En conséquence, la société Carrefour Banque est en droit d’obtenir la restitution de la somme totale prêtée, soit 6 738,80 euros, déduction faite de tous les paiements intervenus à hauteur de 2 056,50 euros, soit la somme de 4 682,30 euros.
M. [P] [F] sera donc condamné à payer cette dernière somme à la société Carrefour Banque.
Cette somme portera intérêts au taux légal à compter du 18 décembre 2025, date du prononcé du jugement.
III – Sur les délais de paiement :
Selon l’article 1343-5 du code civil, le juge peut, compte tenu de la situation du débiteur et en considération des besoins du créancier, reporter ou échelonner, dans la limite de deux années, le paiement des sommes dues. […] ; la décision du juge suspend les procédures d’exécution qui auraient été engagées par le créancier ; les majorations d’intérêts ou les pénalités prévues en cas de retard ne sont pas encourues pendant le délai fixé par le juge […].
En l’espèce, M. [P] [F] propose de s’acquitter de sa dette à hauteur de 100 euros par mois.
Il perçoit plusieurs pensions de retrait d’un montant cumulé de 2 704,97 euros.
Outre ses charges courantes, il rembourse plusieurs autres créanciers pour un montant cumulé mensuel de 1 876,61 euros.
Pour sa part, la société Carrefour Banque ne justifie pas de ses besoins.
Par conséquent, il sera accordé à M. [P] [F] des délais de paiement en lui permettant de régler sa dette en 23 mensualités de 100 euros, le solde étant payable à la 24ème échéance.

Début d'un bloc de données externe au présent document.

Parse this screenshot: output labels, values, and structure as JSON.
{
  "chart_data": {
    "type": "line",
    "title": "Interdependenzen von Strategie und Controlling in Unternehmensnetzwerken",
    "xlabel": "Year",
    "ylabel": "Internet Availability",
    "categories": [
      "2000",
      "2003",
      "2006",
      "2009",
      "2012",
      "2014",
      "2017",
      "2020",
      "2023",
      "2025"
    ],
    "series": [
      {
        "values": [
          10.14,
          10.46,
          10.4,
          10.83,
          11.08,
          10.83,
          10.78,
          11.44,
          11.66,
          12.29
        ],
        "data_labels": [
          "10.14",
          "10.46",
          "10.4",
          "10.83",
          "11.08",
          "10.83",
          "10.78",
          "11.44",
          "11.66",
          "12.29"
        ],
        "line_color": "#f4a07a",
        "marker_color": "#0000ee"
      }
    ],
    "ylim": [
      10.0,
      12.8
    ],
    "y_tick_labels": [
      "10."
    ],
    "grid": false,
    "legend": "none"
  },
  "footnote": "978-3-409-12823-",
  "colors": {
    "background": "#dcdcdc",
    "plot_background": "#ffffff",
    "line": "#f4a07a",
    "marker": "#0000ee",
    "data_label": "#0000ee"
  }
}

Par contre, à défaut de paiement d’une seule mensualité à son terme, le solde de la dette sera immédiatement exigible.
En outre, il sera rappelé que le présent jugement suspend les procédures d’exécution engagées par le créancier et que les majorations d’intérêts ou les pénalités encourues à raison du retard cessent d’être dues pendant le délai fixé précédemment.

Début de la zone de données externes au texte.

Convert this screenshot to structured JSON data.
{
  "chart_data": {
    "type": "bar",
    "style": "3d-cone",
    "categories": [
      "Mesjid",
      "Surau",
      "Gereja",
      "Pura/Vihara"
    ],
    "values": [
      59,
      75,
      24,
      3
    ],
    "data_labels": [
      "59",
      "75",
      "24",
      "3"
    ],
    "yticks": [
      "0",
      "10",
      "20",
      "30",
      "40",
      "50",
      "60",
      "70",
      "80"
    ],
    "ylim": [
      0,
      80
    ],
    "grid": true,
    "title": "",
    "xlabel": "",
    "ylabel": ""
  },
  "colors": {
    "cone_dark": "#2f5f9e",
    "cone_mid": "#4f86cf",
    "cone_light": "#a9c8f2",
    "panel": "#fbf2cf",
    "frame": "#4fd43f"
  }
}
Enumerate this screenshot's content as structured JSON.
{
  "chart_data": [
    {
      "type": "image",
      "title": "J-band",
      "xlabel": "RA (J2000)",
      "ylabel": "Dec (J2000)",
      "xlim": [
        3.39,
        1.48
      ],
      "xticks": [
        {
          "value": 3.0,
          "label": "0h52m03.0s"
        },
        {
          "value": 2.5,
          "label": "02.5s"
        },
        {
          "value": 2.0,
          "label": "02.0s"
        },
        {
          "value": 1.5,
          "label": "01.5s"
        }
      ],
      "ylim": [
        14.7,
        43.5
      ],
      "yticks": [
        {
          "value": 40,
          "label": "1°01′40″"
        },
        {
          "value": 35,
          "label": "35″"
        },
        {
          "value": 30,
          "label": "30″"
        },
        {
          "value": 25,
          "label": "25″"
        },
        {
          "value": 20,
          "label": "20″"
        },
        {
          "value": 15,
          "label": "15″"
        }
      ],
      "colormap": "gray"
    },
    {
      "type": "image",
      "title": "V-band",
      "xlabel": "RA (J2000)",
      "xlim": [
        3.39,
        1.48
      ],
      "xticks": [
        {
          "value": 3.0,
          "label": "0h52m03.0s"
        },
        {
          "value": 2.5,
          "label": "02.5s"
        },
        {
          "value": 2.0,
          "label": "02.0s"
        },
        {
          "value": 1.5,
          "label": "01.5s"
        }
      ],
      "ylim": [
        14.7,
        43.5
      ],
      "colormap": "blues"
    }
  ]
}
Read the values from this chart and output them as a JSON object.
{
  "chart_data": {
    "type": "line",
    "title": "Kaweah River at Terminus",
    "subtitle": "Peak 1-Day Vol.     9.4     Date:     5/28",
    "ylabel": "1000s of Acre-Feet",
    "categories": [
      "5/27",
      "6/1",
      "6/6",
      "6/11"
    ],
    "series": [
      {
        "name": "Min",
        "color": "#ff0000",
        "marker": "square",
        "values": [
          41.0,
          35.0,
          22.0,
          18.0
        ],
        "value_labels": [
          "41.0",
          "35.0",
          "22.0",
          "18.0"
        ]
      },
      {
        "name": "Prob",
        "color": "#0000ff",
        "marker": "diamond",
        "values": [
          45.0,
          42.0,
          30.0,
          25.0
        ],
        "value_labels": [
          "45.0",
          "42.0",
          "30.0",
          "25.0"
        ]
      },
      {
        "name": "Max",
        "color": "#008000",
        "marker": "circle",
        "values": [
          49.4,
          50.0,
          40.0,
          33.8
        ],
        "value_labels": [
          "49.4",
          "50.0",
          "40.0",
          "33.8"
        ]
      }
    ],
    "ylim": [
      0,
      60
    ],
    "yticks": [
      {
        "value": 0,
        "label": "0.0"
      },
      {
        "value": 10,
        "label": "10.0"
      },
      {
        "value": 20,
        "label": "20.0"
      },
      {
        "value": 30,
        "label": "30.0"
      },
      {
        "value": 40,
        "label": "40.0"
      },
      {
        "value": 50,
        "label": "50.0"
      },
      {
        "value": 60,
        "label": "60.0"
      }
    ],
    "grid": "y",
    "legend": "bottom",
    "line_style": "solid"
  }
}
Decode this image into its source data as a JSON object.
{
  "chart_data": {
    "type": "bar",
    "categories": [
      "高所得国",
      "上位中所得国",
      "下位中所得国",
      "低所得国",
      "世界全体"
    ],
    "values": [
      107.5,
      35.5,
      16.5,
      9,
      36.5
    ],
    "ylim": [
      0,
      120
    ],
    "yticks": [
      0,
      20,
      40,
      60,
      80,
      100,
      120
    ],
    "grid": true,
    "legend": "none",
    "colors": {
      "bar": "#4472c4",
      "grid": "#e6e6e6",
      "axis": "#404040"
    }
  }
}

IV – Sur les mesures de fin de jugement :
Conformément à l’article 696 du code de procédure civile, M. [P] [F], succombant à l’instance, sera condamné aux dépens.

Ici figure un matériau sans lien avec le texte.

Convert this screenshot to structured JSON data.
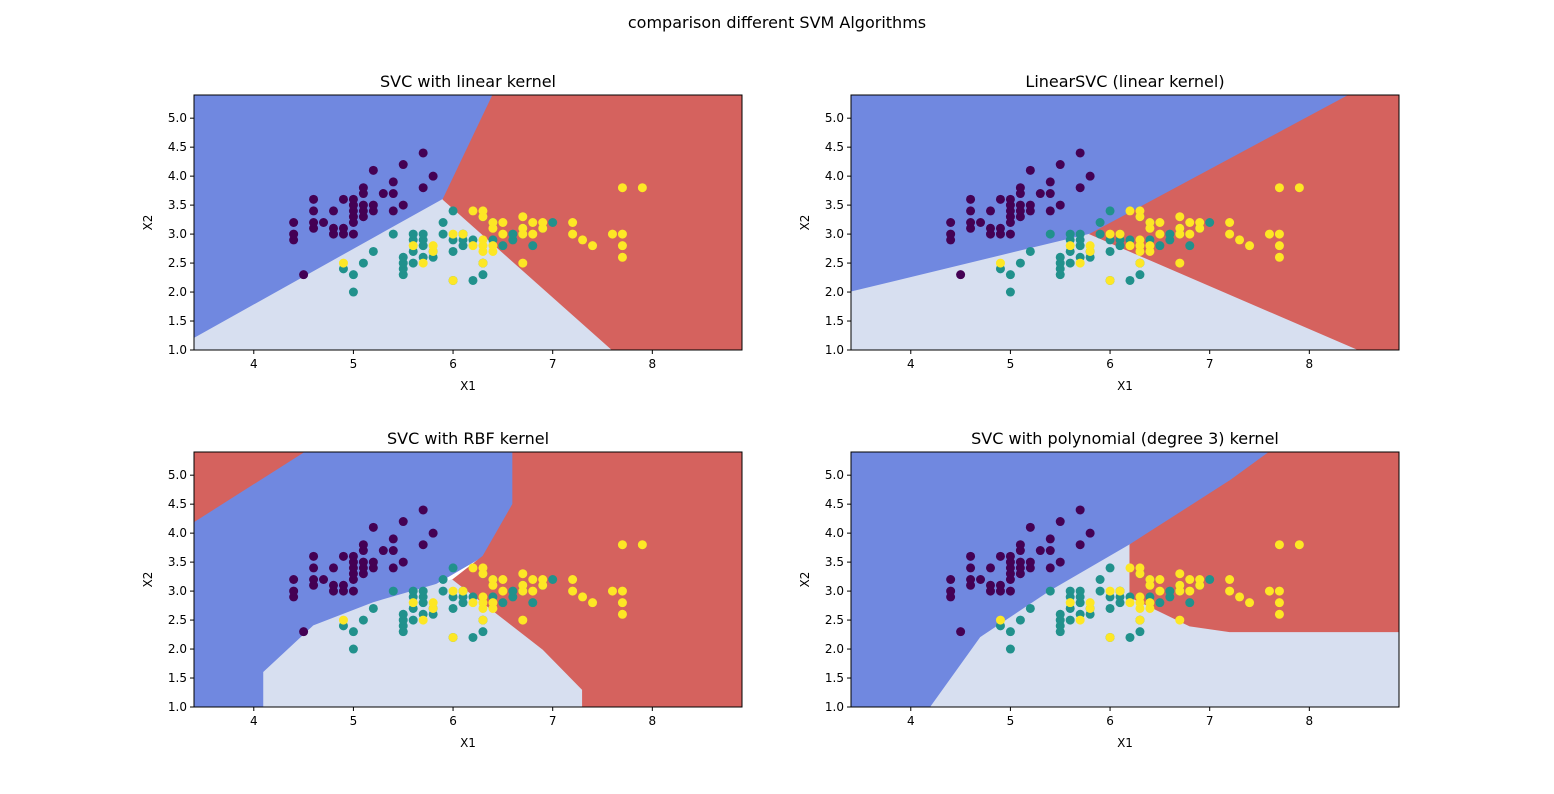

Par contre, l’équité commande de laisser à la charge de la société Carrefour Banque ses frais non compris dans les dépens.
Par conséquent, elle sera déboutée de sa demande formée sur le fondement de l’article 700 du code de procédure civile.
Enfin, aucun motif ne justifie d’écarter l’exécution provisoire de droit de ce jugement.
Par conséquent, M. [P] [F] sera débouté de sa demande visant à l’écarter.
PAR CES MOTIFS
Le juge des contentieux de la protection, statuant après débats en audience publique, par jugement contradictoire, rendu en premier ressort et par mise à disposition au greffe :
Déclare recevable l’opposition formée par M. [P] [F] à l’ordonnance d’injonction de payer n° 21-25-000154 du 17 avril 2025 ;
Constate la mise à néant de cette ordonnance ;
Statuant à nouveau,
Prononce la résolution judiciaire du contrat de prêt renouvelable du 15 juillet 2023 conclu entre la société Carrefour Banque et M. [P] [F] ;
Condamne M. [P] [F] à payer à la société Carrefour Banque la somme de 4 682,30 euros, avec intérêts au taux légal à compter du prononcé de ce jugement ;
Autorise M. [P] [F] à s’acquitter de sa dette envers la société Carrefour Banque de 4 682,30 euros en 23 versements mensuels successifs d’un montant de 100 euros et par un 24ème versement mensuel qui soldera la dette en principal ;
Dit que les versements devront être effectués avant le 10 de chaque mois et ce, à compter du mois suivant la signification de ce jugement ;
Dit qu’à défaut de paiement d’une mensualité à son échéance, l’intégralité de la somme restant due sera immédiatement exigible sans mise en demeure préalable ;
Rappelle que ce jugement suspend les procédures d’exécution engagées par le créancier et que les majorations d’intérêts ou les pénalités encourues à raison du retard cessent d’être dues pendant le délai fixé précédemment ;
Condamne M. [P] [F] aux dépens ;
Déboute la société Carrefour Banque de sa demande au titre de l’article 700 du code de procédure civile ;
Déboute M. [P] [F] de sa demande d’écarter l’exécution provisoire de ce jugement.